In the early 1990s, al-Bashir appointed Nafie chief of the internal security organisation, making him on paper the most powerful of the civilian Islamists at the time. During this time the practices of Sudan’s security apparatus, including the various acts of torture committed in the NIF’s notorious ‘ghost houses’ (buyut al-ashbah) earned Nafie a rancour amongst the public which is still unparalleled amongst senior regime figures to this day.

It is also believed that during this time he coordinated with his former Iranian mentors to supply arms to those opposing the American and French presence in Somalia.

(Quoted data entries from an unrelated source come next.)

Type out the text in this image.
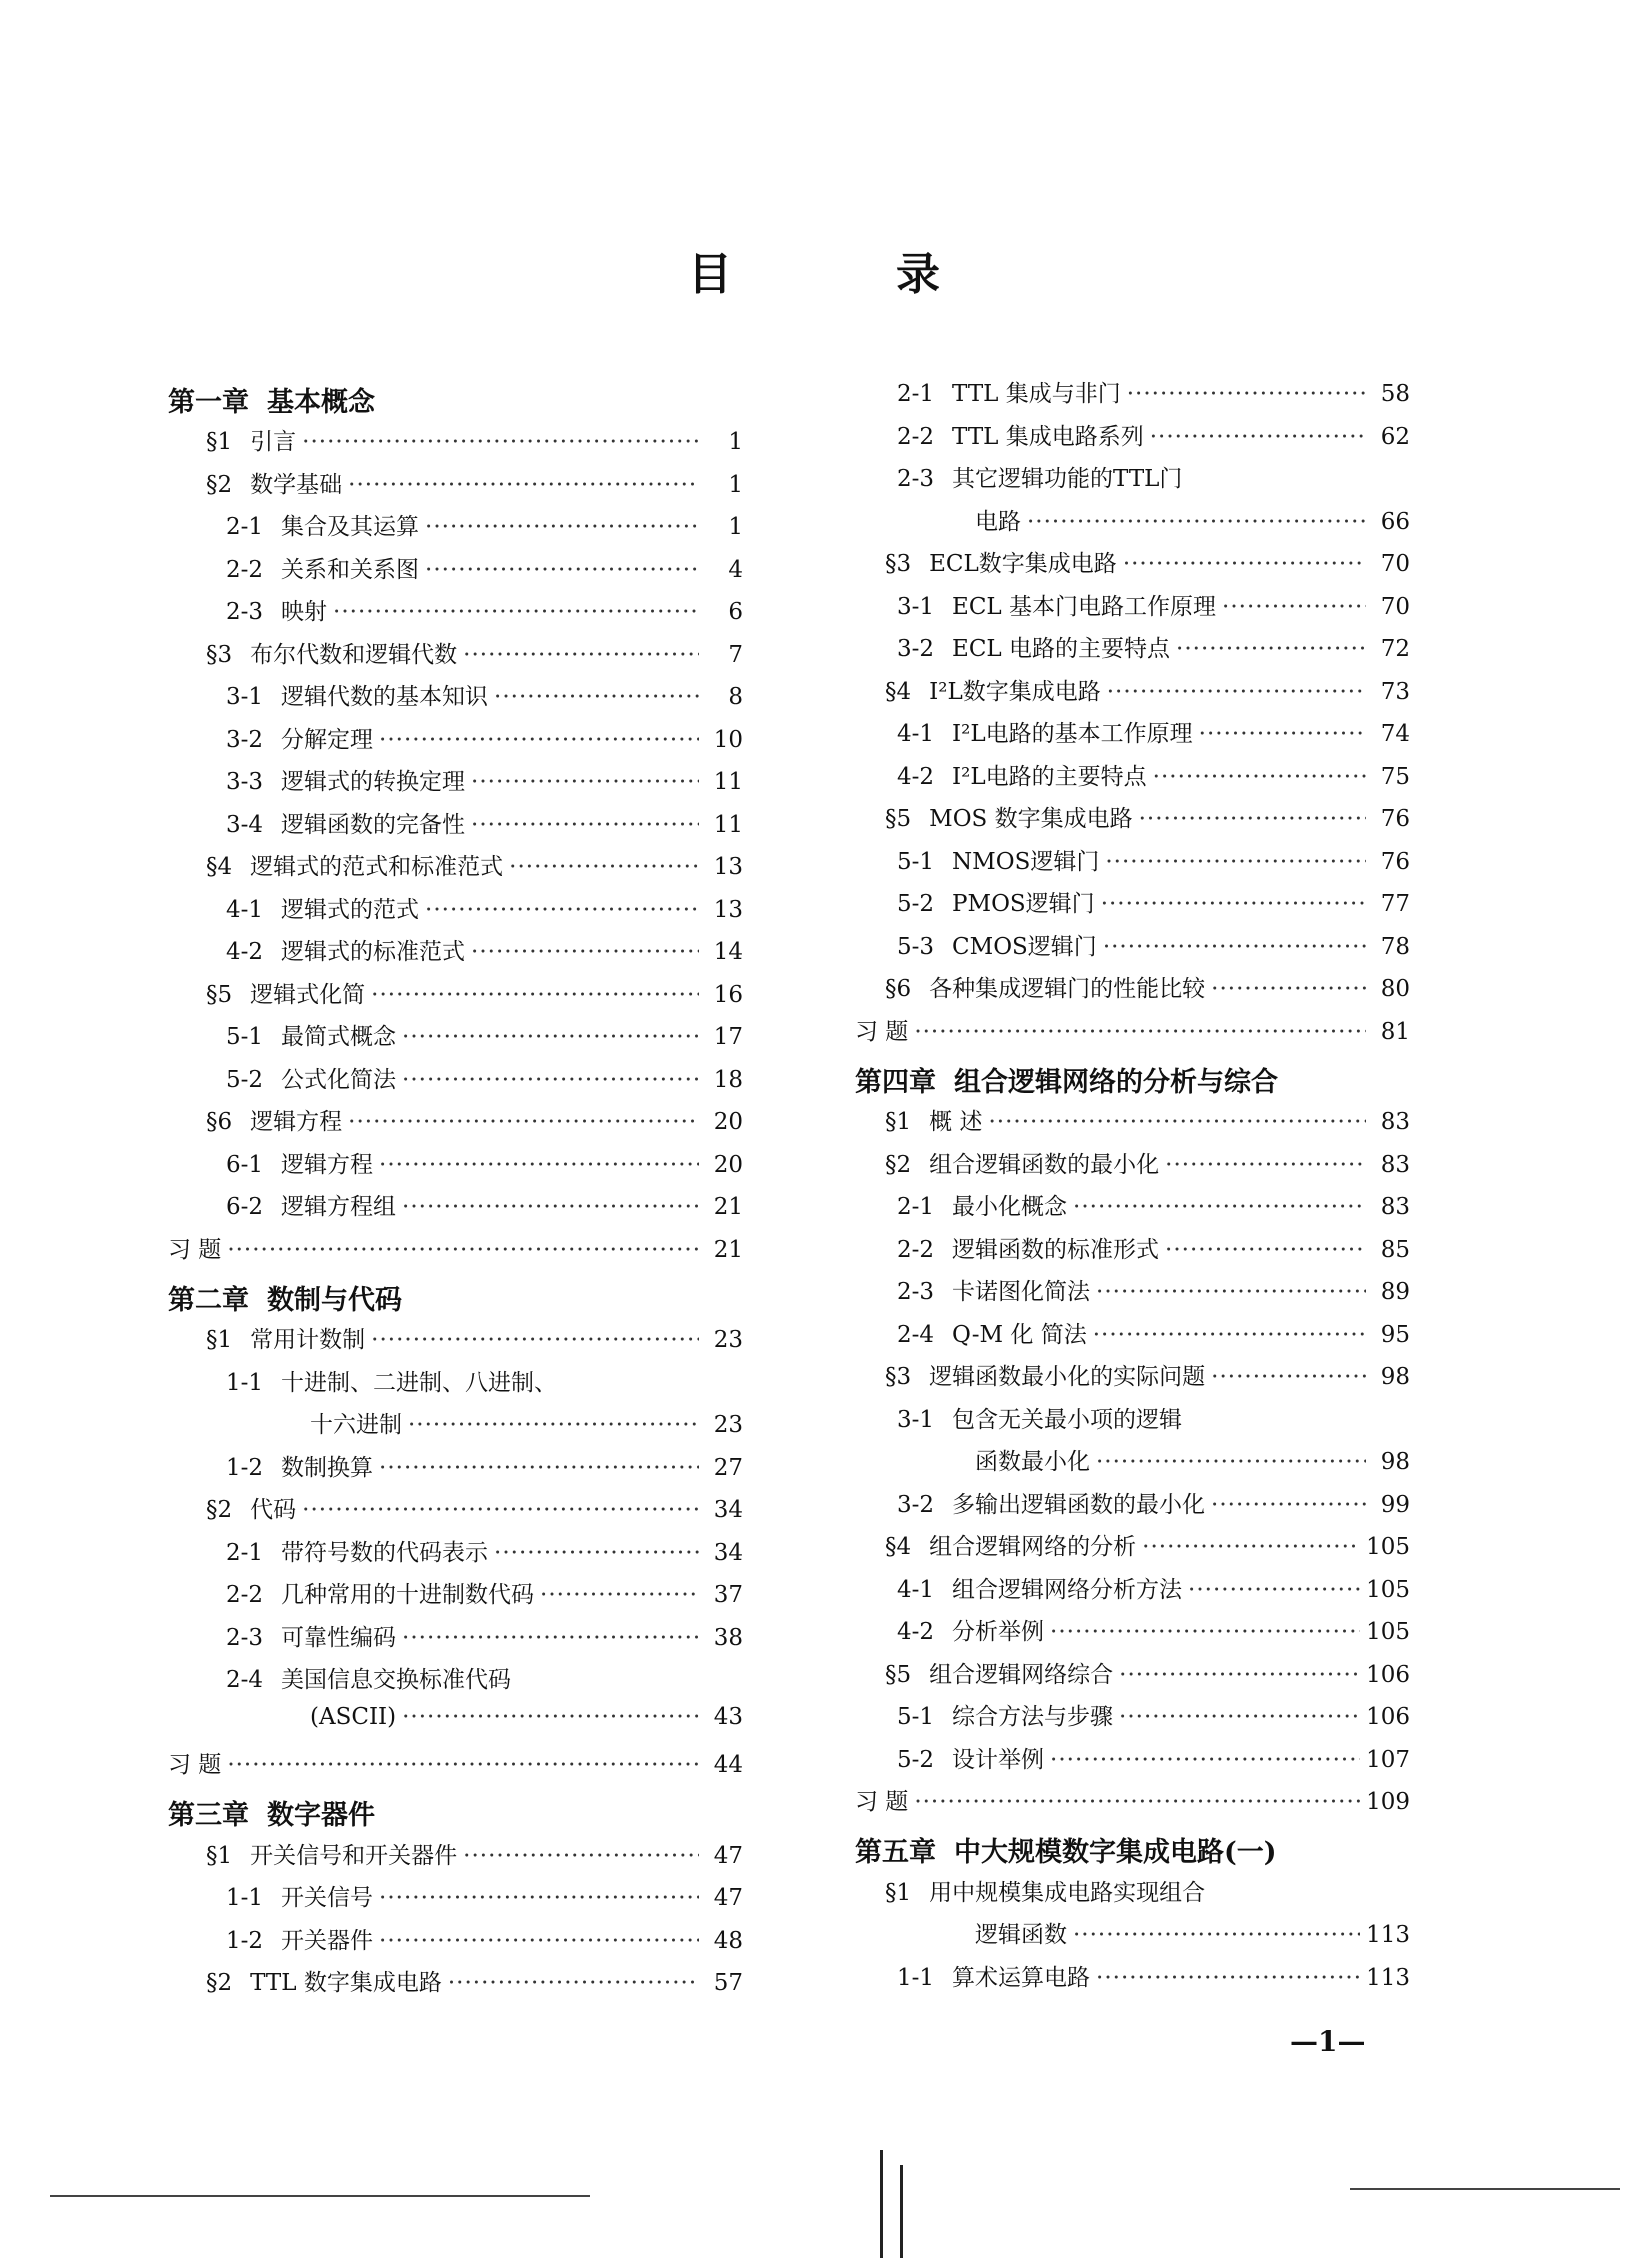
目　录
第一章 基本概念
§1 引言 ·····	1
§2 数学基础 ·····	1
2-1 集合及其运算 ·····	1
2-2 关系和关系图 ·····	4
2-3 映射 ·····	6
§3 布尔代数和逻辑代数 ·····	7
3-1 逻辑代数的基本知识 ·····	8
3-2 分解定理 ·····	10
3-3 逻辑式的转换定理 ·····	11
3-4 逻辑函数的完备性 ·····	11
§4 逻辑式的范式和标准范式 ·····	13
4-1 逻辑式的范式 ·····	13
4-2 逻辑式的标准范式 ·····	14
§5 逻辑式化简 ·····	16
5-1 最简式概念 ·····	17
5-2 公式化简法 ·····	18
§6 逻辑方程 ·····	20
6-1 逻辑方程 ·····	20
6-2 逻辑方程组 ·····	21
习 题 ·····	21
第二章 数制与代码
§1 常用计数制 ·····	23
1-1 十进制、二进制、八进制、
十六进制 ·····	23
1-2 数制换算 ·····	27
§2 代码 ·····	34
2-1 带符号数的代码表示 ·····	34
2-2 几种常用的十进制数代码 ·····	37
2-3 可靠性编码 ·····	38
2-4 美国信息交换标准代码
(ASCII) ·····	43
习 题 ·····	44
第三章 数字器件
§1 开关信号和开关器件 ·····	47
1-1 开关信号 ·····	47
1-2 开关器件 ·····	48
§2 TTL 数字集成电路 ·····	57
2-1 TTL 集成与非门 ·····	58
2-2 TTL 集成电路系列 ·····	62
2-3 其它逻辑功能的TTL门
电路 ·····	66
§3 ECL数字集成电路 ·····	70
3-1 ECL 基本门电路工作原理 ·····	70
3-2 ECL 电路的主要特点 ·····	72
§4 I²L数字集成电路 ·····	73
4-1 I²L电路的基本工作原理 ·····	74
4-2 I²L电路的主要特点 ·····	75
§5 MOS 数字集成电路 ·····	76
5-1 NMOS逻辑门 ·····	76
5-2 PMOS逻辑门 ·····	77
5-3 CMOS逻辑门 ·····	78
§6 各种集成逻辑门的性能比较 ·····	80
习 题 ·····	81
第四章 组合逻辑网络的分析与综合
§1 概 述 ·····	83
§2 组合逻辑函数的最小化 ·····	83
2-1 最小化概念 ·····	83
2-2 逻辑函数的标准形式 ·····	85
2-3 卡诺图化简法 ·····	89
2-4 Q-M 化 简法 ·····	95
§3 逻辑函数最小化的实际问题 ·····	98
3-1 包含无关最小项的逻辑
函数最小化 ·····	98
3-2 多输出逻辑函数的最小化 ·····	99
§4 组合逻辑网络的分析 ·····	105
4-1 组合逻辑网络分析方法 ·····	105
4-2 分析举例 ·····	105
§5 组合逻辑网络综合 ·····	106
5-1 综合方法与步骤 ·····	106
5-2 设计举例 ·····	107
习 题 ·····	109
第五章 中大规模数字集成电路(一)
§1 用中规模集成电路实现组合
逻辑函数 ·····	113
1-1 算术运算电路 ·····	113
—1—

His dismissal from this post, and its relation to his involvement in the 1995 attempted assassination of Hosni Mubarak in Addis Ababa, remains a matter of some controversy. Senior figures in al-Turabi’s Popular Congress Party have recently claimed that he was dismissed following an investigation commissioned by al-Turabi after it was established that the man who had sheltered the attempted assassins was in Nafie’s pay. This perhaps represents another convenient attempt by al-Turabi and his political followers to distance themselves from the political extremism of the 1990s.

However Burr and Collins, citing reports from the time, state that it was al-Bashir who took the decision to dismiss Nafie, not because of his involvement in the Addis Ababa events but as part of an overall security shake-up following the urban protests of September 1995. It was reported at the time that al-Bashir has been frustrated by the failure of the intelligence organs to predict these uprisings, and that al-Turabi himself resented al-Bashir’s decision to replace Nafie, a civilian Islamist, with a soldier.

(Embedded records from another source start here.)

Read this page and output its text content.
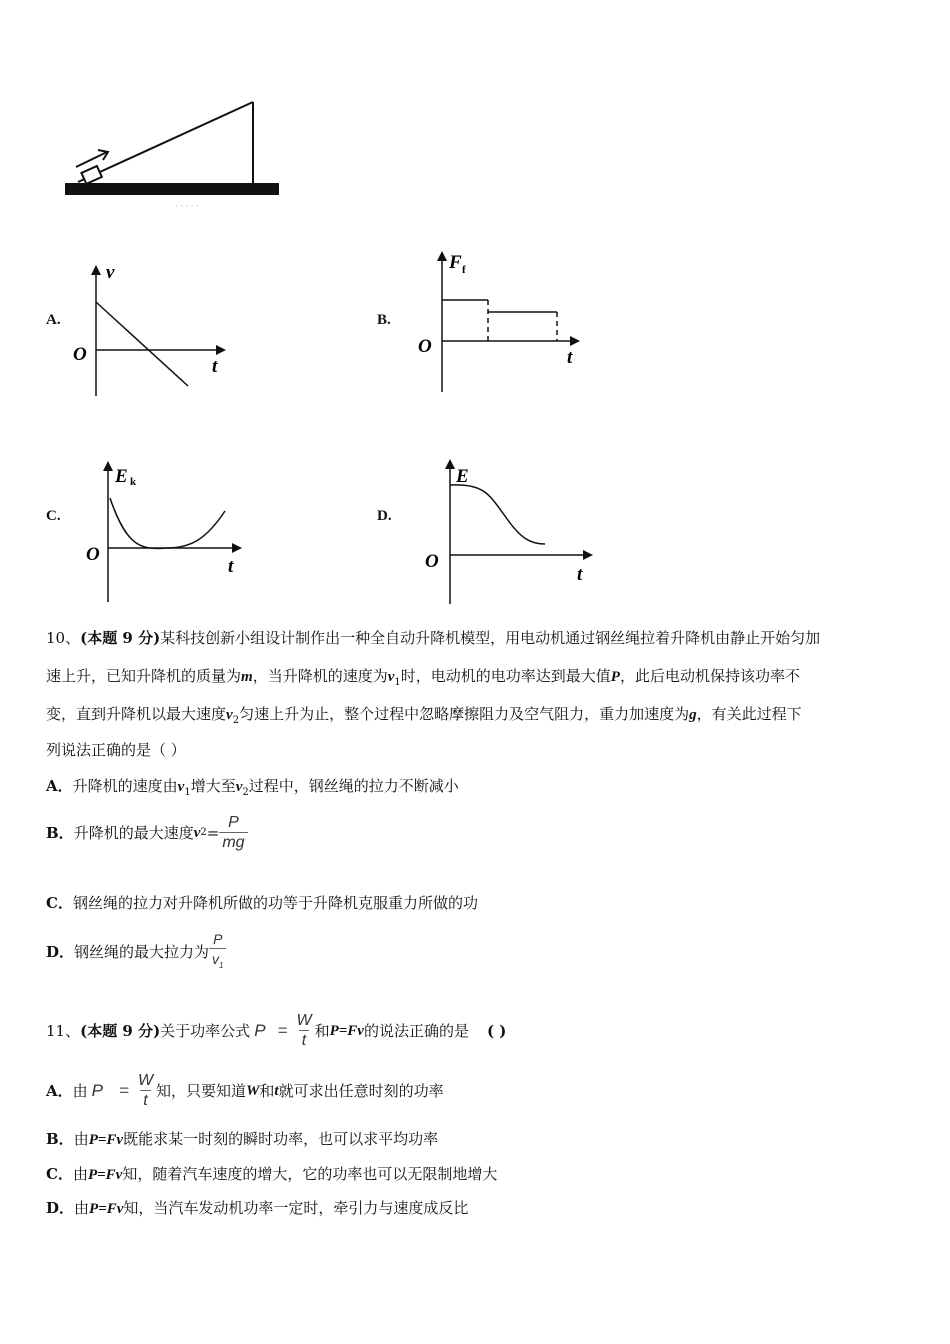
· · · · ·
A.
v
O
t
B.
F f
O
t
C.
E k
O
t
D.
E
O
t
10、(本题 9 分)某科技创新小组设计制作出一种全自动升降机模型，用电动机通过钢丝绳拉着升降机由静止开始匀加
速上升，已知升降机的质量为m，当升降机的速度为$v_1$时，电动机的电功率达到最大值P，此后电动机保持该功率不
变，直到升降机以最大速度$v_2$匀速上升为止，整个过程中忽略摩擦阻力及空气阻力，重力加速度为g，有关此过程下
列说法正确的是（ ）
A．升降机的速度由$v_1$增大至$v_2$过程中，钢丝绳的拉力不断减小
B． 升降机的最大速度 v $2 = \frac{P}{mg}$
C．钢丝绳的拉力对升降机所做的功等于升降机克服重力所做的功
D． 钢丝绳的最大拉力为 $\frac{P}{v_1}$
11、 (本题 9 分) 关于功率公式 $P = \frac{W}{t}$ 和 P=Fv 的说法正确的是 ( )
A． 由 $P = \frac{W}{t}$ 知，只要知道 W 和 t 就可求出任意时刻的功率
B．由P=Fv既能求某一时刻的瞬时功率，也可以求平均功率
C．由P=Fv知，随着汽车速度的增大，它的功率也可以无限制地增大
D．由P=Fv知，当汽车发动机功率一定时，牵引力与速度成反比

Nevertheless, Nafie broke decisively with al-Turabi in 1998 when he, alongside a number of other senior Islamists, signed the ‘Memorandum of the Ten’, which signalled widespread discontent within the Islamic movement towards the policies pursued by al-Turabi during the 1990s.

In the aftermath of al-Bashir’s split with al-Turabi in 1999, Nafie grew close to the former, and took on a number senior positions, acting as a presidential advisor during the peace talks with South Sudan, and then as Federal Affairs Minister. His current position as a more general ‘presidential advisor’ does not fully do justice to the enormous influence Nafie exercises in matters of security and governance.

A recent International Crisis Group report concluded that no NCP ‘security structure’ could take a major decision without consulting Nafie; the informal influence he exercises in the selection of gubernatorial and parliamentary candidates has infuriated his arch-rivals in the NCP, Ali Uthman Taha and Salah Gosh. Their rivalry recently reached a peak during a serious of confrontations that were heavily publicized by the media, as Gosh attacked Nafi’ for his hardline stance and opposition to reconciliation with other parties.

It has also been reported that in recent NCP party meetings Nafi’ has accused Ali Uthman Taha, who helped negotiate the 2005 Peace Agreement, of being behind the secession of South Sudan. Some analysts argue that these divisions have increasingly taken an ethnic character, with Nafi’ growing increasingly close to al-Bashir in opposition to Ali Uthman Taha and (recently dismissed) Salah Gosh, who are both Shaigi.